I looked at this link in the spacy documentation around updating the named entity recogntion using custom training data, but the format of the training data referenced in the spacy documentation

TRAIN_DATA = [
    ('Who is Shaka Khan?', {
        'entities': [(7, 17, 'PERSON')]
    }),
    ('I like London and Berlin.', {
        'entities': [(7, 13, 'LOC'), (18, 24, 'LOC')]
    })
]

is different than the jsonl format exported from ner.gold-to-spacy. Is there an easy way to load jsonl data for use with spacy?

Thanks!

Hat


(Ines Montani) #2

Hi! The ner.gold-to-spacy format should give you data that looks like this:

 ["I like London", {"entities": [[7, 13, "LOC"]]}]

That’s pretty much the same format as the examples above (only with a list instead of tuples, since JSON doesn’t know tuples – but that shouldn’t matter). So you should be able to just read in the JSONL file and pass the result in as the training data.


#3

Hi Ines,

Thanks very much for the reply! Should I be able to use the JSONL loader that comes with Prodigy to read the file? When I try to do so I get an error saying invalid JSON?

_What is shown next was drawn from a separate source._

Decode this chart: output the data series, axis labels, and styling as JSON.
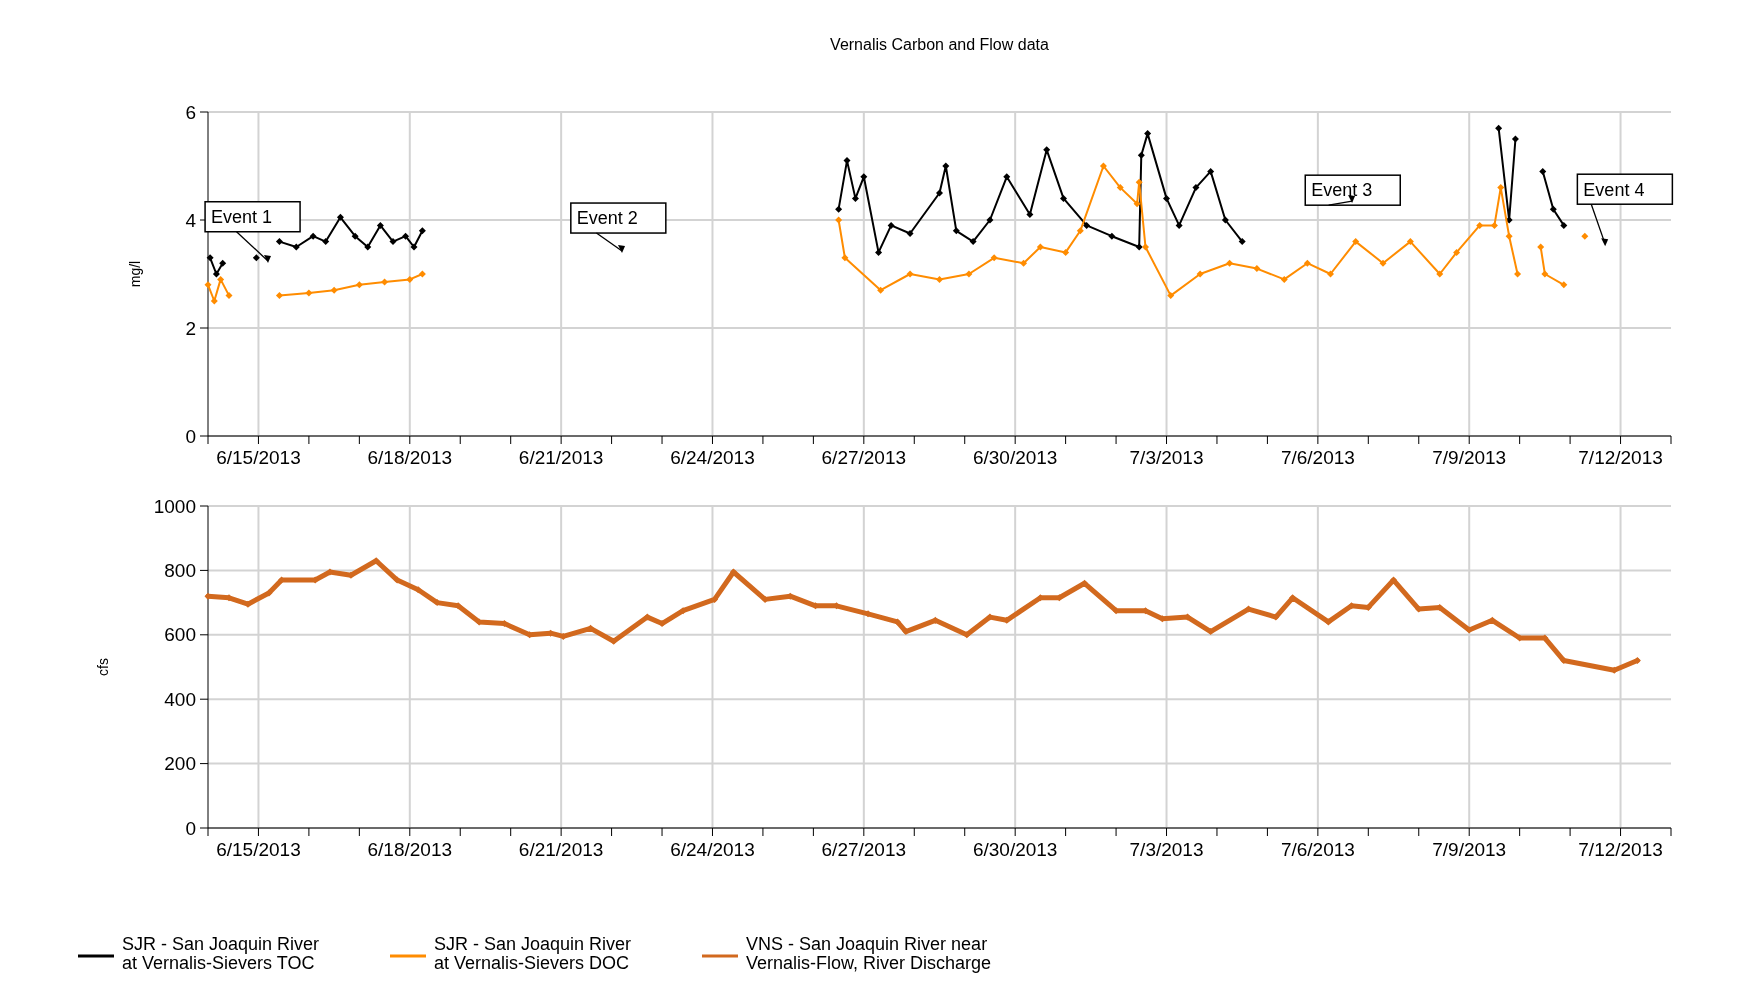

Apologies if these are novice questions.


(Ines Montani) #4

No worries!

Ultimately, all you need to do is open the file, iterate over the lines and call json.loads(line) (or, even better, line.strip() to trim whitespace). You can also use the jsonlines Python library if that’s easier.

Alternatively, you could also just copy-paste the data into a Python list – for example:

TRAIN_DATA = [
    ["I like London", {"entities": [[7, 13, "LOC"]]}]
]

#5

Horaay Ines! I was totally backwards on this and you helped me out. I really appreciate it! Got things working now.